Car quand vous importez des produits finis de carburants, l’inflation est plus élevée. Avec une raffinerie, elle le sera moindre. Mieux encore, l’économie profitera des produits dérivés et de l’emploi et donc d’une valeur ajoutée locale», estime Abdelghani Youmni. À ses yeux, l’inflation importée à travers l'énergie impacte le coût du transport et de production. Cela se transforme, ensuite, à une inflation alimentaire qui affaiblit à son tour le pouvoir d’achat. À ce sujet, le spécialiste des politiques publiques appuie la décision de la banque centrale. «Si Bank Al-Maghrib a décidé de maintenir inchangé le taux directeur c’est pour soutenir l’activité économique, le secteur privé et les ménages, dans un environnement international défavorable», a-t-il expliqué.

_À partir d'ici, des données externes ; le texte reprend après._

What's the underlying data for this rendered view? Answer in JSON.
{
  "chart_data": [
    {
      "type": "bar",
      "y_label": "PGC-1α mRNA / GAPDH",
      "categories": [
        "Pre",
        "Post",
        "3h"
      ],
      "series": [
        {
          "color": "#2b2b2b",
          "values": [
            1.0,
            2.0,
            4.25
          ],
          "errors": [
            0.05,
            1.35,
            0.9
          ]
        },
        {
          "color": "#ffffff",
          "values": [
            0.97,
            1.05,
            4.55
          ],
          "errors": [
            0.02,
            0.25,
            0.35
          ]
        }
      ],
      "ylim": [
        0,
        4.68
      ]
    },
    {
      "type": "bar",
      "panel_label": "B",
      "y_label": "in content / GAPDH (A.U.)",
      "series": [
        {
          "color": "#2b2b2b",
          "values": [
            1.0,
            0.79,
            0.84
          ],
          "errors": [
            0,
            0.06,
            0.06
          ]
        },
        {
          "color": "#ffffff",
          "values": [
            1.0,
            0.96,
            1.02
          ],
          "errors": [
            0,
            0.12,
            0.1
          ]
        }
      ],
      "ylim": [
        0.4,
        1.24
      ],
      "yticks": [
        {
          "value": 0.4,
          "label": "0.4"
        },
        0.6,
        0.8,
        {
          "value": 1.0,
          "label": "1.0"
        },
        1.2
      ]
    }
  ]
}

Selon l'économiste, les investissements publics et privés se chiffrent respectivement à environ 280 milliards et 70 milliards de DH. Ces programmes d’investissements doivent ainsi profiter d’un taux d’intérêt convenable, pour que la reprise économique puisse se poursuivre. De plus, les pays qui augmentent généralement le taux d’intérêt pour freiner l’inflation ont des monnaies convertibles. «La nôtre n’est pas convertible à 100%, car elle a un flottement géré», a-t-il précisé. En outre, Bank Al-Maghrib table sur le retour de l’inflation à des niveaux modérés en 2023. «Selon mes calculs, le taux d’inflation moyen sur plus de 60 ans est de 4,2%. Le Maroc n’est donc pas un pays inflationniste», soutient-il. Si Abdelghani Youmni appuie la décision du Conseil de BAM pour le soutien de l’économie, il appelle les pouvoirs publics à actionner tous les moyens visant à protéger le pouvoir d’achat des Marocains, particulièrement les personnes les plus vulnérables. À commencer par les produits énergétiques. À ce sujet, Abdelghani Youmni préconise au gouvernement d’instaurer une taxe flottante sur le carburant, à la hausse ou à la baisse selon l’évolution des cours à l’international. La protection sociale c’est d’abord la dignité et la protection du pouvoir d’achat des gens les plus vulnérables.
«Le citoyen est actionnaire de l’État. Les ménages ont besoin de confiance pour pouvoir consommer. Plus de consommation veut dire aussi plus de recettes pour l’État», détaille l’économiste. Pour les autres produits, alimentaires en particulier, il recommande de durcir le contrôle sur la spéculation en période de crise, tout en réduisant le trajet entre le producteur et le consommateur. Abdelghani Youmni salue, par ailleurs, la décision du gouvernement de libérer 15 milliards de DH supplémentaires (sans loi de finances rectificative ni gel d’investissements) pour préserver le pouvoir d’achat des citoyens face aux hausses des prix. Cet effort nécessitera, néanmoins, de mobiliser des recettes additionnelles. Selon le spécialiste des politiques publiques, l’activation du projet d’emprunt obligataire national, annoncé en 2021 par l’ancien ministre Mohammed Benchaaboun, est l’une des options pour lever des fonds à travers la participation des banques et entreprises financièrement solides. Une nouvelle sortie à l’international n’est pas à écarter, d'autant que le Maroc reste un pays très peu endetté à l’extérieur et que le niveau de la dette publique reste soutenable.